Trata-se de situação que não tem previsão legal expressa. O MCI apenas prevê a guarda obrigatória dos chamados registros de acesso (IP atrelado a uma data e horário) pelo prazo de 6 meses. As poucas disposições acerca de conteúdo ou outros dados não impõem qualquer obrigação de guarda ou fornecimento, mas apenas e tão somente a obediência às regras de proteção da privacidade, nas hipóteses em que ocorrer eventual tratamento.

Assim, o artigo 11 do MCI não afirma que as decisões da Justiça brasileira serão aplicadas diretamente aos provedores localizados no exterior, tampouco que as autoridades brasileiras a cargo da persecução penal estarão autorizadas a coletar provas diretamente em território estrangeiro ou a executar medidas investigativas no exterior

A questão levada ao debate, portanto, não pode passar ao largo do fato de que a lei brasileira não exige a guarda de conteúdo e de que, em razão disso, não pode ser usada como argumento para exigir de empresas brasileiras sem ingerência sobre servidores estrangeiros, mecanismos de cumprimento direto de ordens judiciais, quebrando o sigilo de dados não salvaguardados pela lei. E mais, que muitas vezes estão protegidos por legislações estrangeiras sob o aspecto da privacidade.

Ressalte-se que grande parte dos provedores de aplicações encontram-se sediados nos Estados Unidos da América, submetendo-se ao Stored Communications Act, legislação que, fora das hipóteses de exceção expressamente previstas em lei, veda a disponibilização de dados de comunicação privada armazenados no país sem que, para tanto, exista uma ordem emitida por autoridade judicial norte-americana.

Não à toa, nessas hipóteses, argumenta-se que a observância dos procedimentos de cooperação internacional é indispensável para que o provedor de aplicações estrangeiro possa disponibilizar o conteúdo de comunicações privadas às Cortes brasileiras sem violar as leis do país em que está sediado. O próprio MCI, em seu artigo 10, caput, prevê que a guarda e disponibilização de dados pessoais e de conteúdo de comunicações privadas, devem atender à preservação da intimidade e vida privada dos usuários e demais partes envolvidas, tratando-se de garantias constitucionais expressamente acolhidas pelo MCI como princípios norteadores do uso da internet no país.

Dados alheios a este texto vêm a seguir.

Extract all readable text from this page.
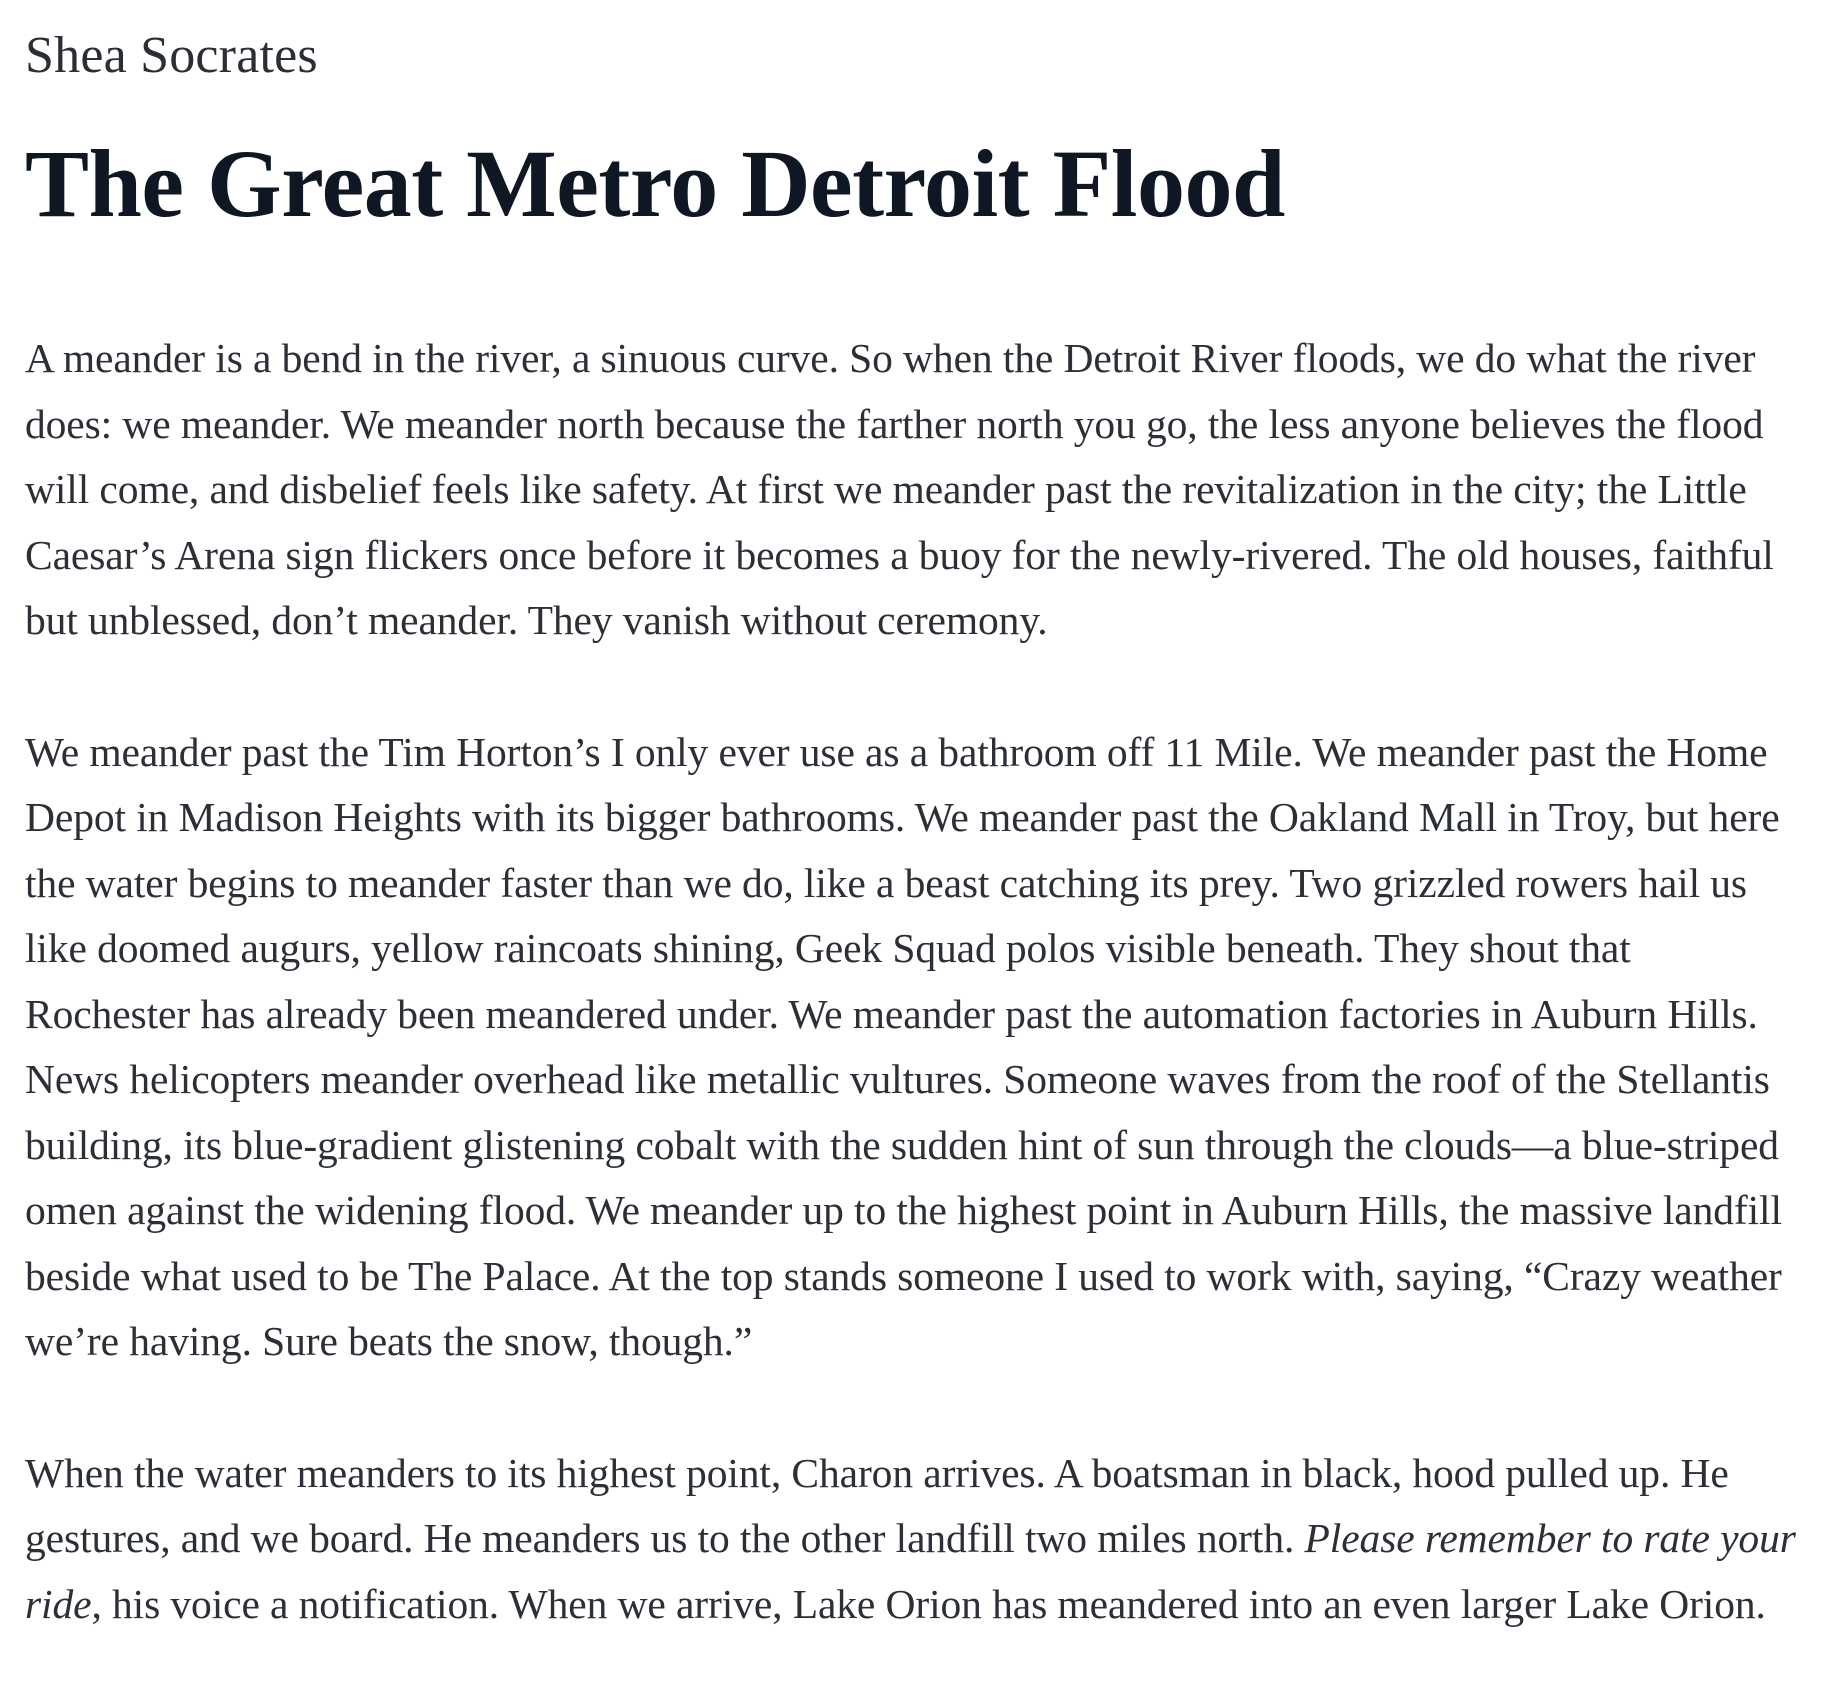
Shea Socrates
The Great Metro Detroit Flood

A meander is a bend in the river, a sinuous curve. So when the Detroit River floods, we do what the river does: we meander. We meander north because the farther north you go, the less anyone believes the flood will come, and disbelief feels like safety. At first we meander past the revitalization in the city; the Little Caesar’s Arena sign flickers once before it becomes a buoy for the newly-rivered. The old houses, faithful but unblessed, don’t meander. They vanish without ceremony.

We meander past the Tim Horton’s I only ever use as a bathroom off 11 Mile. We meander past the Home Depot in Madison Heights with its bigger bathrooms. We meander past the Oakland Mall in Troy, but here the water begins to meander faster than we do, like a beast catching its prey. Two grizzled rowers hail us like doomed augurs, yellow raincoats shining, Geek Squad polos visible beneath. They shout that Rochester has already been meandered under. We meander past the automation factories in Auburn Hills. News helicopters meander overhead like metallic vultures. Someone waves from the roof of the Stellantis building, its blue-gradient glistening cobalt with the sudden hint of sun through the clouds—a blue-striped omen against the widening flood. We meander up to the highest point in Auburn Hills, the massive landfill beside what used to be The Palace. At the top stands someone I used to work with, saying, “Crazy weather we’re having. Sure beats the snow, though.”

When the water meanders to its highest point, Charon arrives. A boatsman in black, hood pulled up. He gestures, and we board. He meanders us to the other landfill two miles north. Please remember to rate your ride, his voice a notification. When we arrive, Lake Orion has meandered into an even larger Lake Orion.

Dessa forma, entendemos que nos casos em que o provedor responsável pela guarda – para quem a ordem deve ser dirigida, nos exatos termos do artigo 10, primeiro parágrafo, do MCI — não for a subsidiária brasileira, mas sim o servidor estrangeiro, devem ser observados os mecanismos de cooperação jurídica internacional regulares estabelecidos pela legislação pátria (cartas rogatórias ou acordos de cooperação mútua).

O julgamento da ADC, de caráter vinculante, deverá colocar um ponto final nessa discussão.